Pearl’s fascination with Dante, as noted, gave birth to The Dante Club, which uses real historical figures to tell a macabre tale about obsession, guilt, and expiation. This “Club” included eminent Americans like poet Henry Wadsworth Longfellow (who translated the Commedia) and Oliver Wendell Holmes, Sr. But, as Pearl notes, “there was another group of Dante-philes in the U.K. — in some ways an even more colorful group than the Dante Club: Alfred Lord Tennyson, Robert Browning (who wrote his own very long poem about the obscure troubadour Sordello), and Christina and Dante Gabriel Rossetti.” When he began work on The Dante Chamber, Pearl said, “my brain was always kind of jumping to Robert Browning as the protagonist, and he's a big part of the novel, but I'm glad that I was as open enough to see Christina Rossetti as the more dynamic and interesting and rich and challenging figure to lead the story with. Especially because British Dante enthusiasts in the 19th century were really much more invested in the female side of Dante's story than the Americans were. If you break down what they were painting and being inspired by, a lot of it was drawn from Beatrice and from that side of Dante's vision. Indeed, some scholars refer to a cult of Beatrice, and they're referring to the Rossettis and Browning. Christine Rossetti is really a much more appropriate character to lead us down that path.”

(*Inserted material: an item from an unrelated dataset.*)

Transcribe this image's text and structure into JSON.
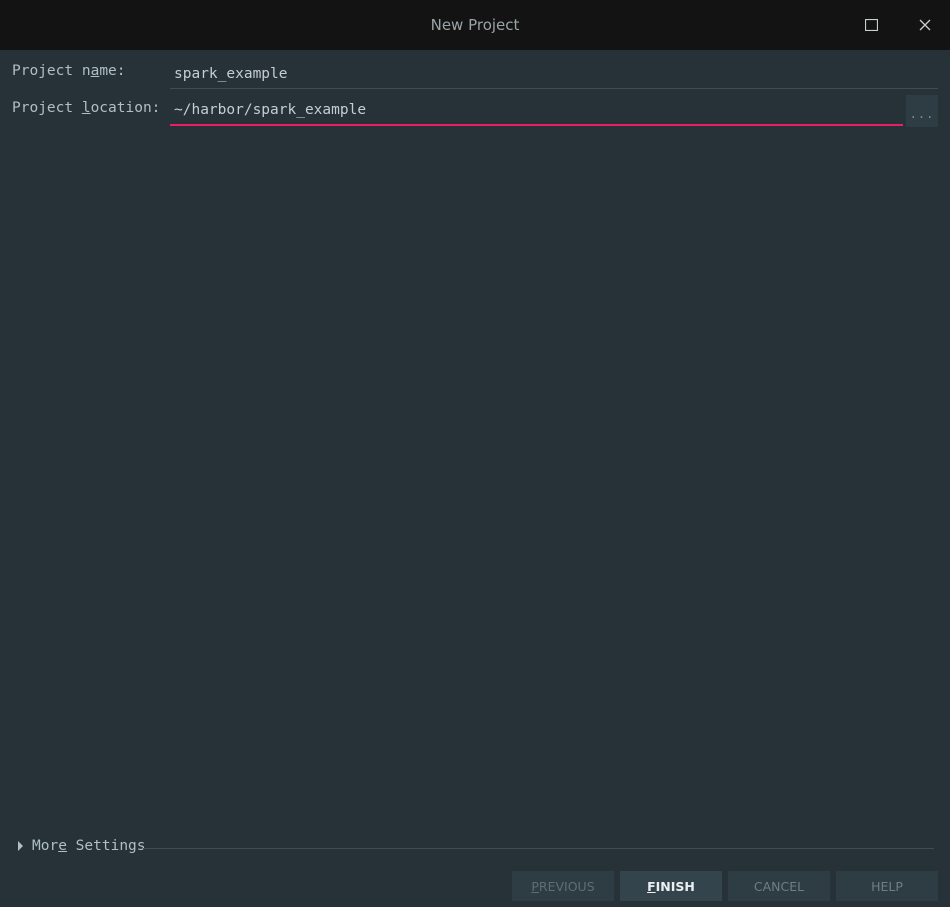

So how does a writer whose personal interests and books occupy rarefied territory square those passions with the increasing contemporary uninterest in difficult art and literature? “Someone told me that there's a dirty little secret about publishing books: how many books go purchased but entirely unread,” Pearl said. “They're purchased as credentials to be laid out on a coffee table or in a book shelf. They're objects that can make their purchasers feel that they're doing the right thing by buying the right thing. Novelty books, celebrity books, political celebrity books, presidential books — 800-page biographies of Woodrow Wilson or whomever. Most people are not reading them. They're buying them as proofs of a certain kind of culture, or that you're a certain kind of person, or that you know a certain kind of person that you're giving that to as a gift. Would something like Umberto Eco’s The Name of the Rose be able to exist today? I don't know the answer to that. It has a lengthy fictional preface by a fictional scholar who is claiming to be the translator going through a very tedious description of how he translated it and the linguistic questions that he approached. I am sure that even in 1980 when the book was published that a lot of people stopped reading during that preface. So I really would find it hard to believe then in our world, in our climate of readers — myself included! — that we would entertain. I think there's been a lot of changes in how we read, that there is a demand for a certain level of clarity and simplicity that has evolved over the last 20 years or so.”
Luckily, there are ways that non-specialists interested in Dante can make a strong start in reading him. Pearl cited first and foremost the importance of finding a good translation — of which there are, happily, a large number. “I am not sure I should specify one,” he added, “because I don't know what are the most available ones in a normal bookstore. They always cycle through different editions. The one I read first was by a translator named Mark Musa. And he just made it really clean and clear. It's kind of surprising once you crack open Dante: if you have the right version of it, it's much less intimidating than you imagine it will be. And in some ways it's less intimidating than a lot of kind of ancient or medieval writers who were writing in English — like, say, Edmund Spenser.”
On the critical side, Pearl also had a few recommendations. “There are a couple of scholars who do a really good job of crossing over and presenting Dante in an approachable way. One that I like a lot — both as a person, because I know him, and as a writer — is Peter Hawkins. He's written a couple books on Dante that are geared to a wide audience. He's at Yale. And he also is a scholar of Dante, so he is able to go into both realms. I think that's useful. There's a lot of academics who are in the nitty-gritty of Dante, and that's important too, but those books can be tough to penetrate if you're not already a scholar.”
The Divine Comedy repays endlessly any effort put into reading it. Its sheer aesthetic pleasures — shot through with cosmic horror though they are — are no less formidable than its profound and less-immediate vision of existence. Readers should follow Pearl’s example and can find their own paths (straight or not) into the dark wood of Dante's work.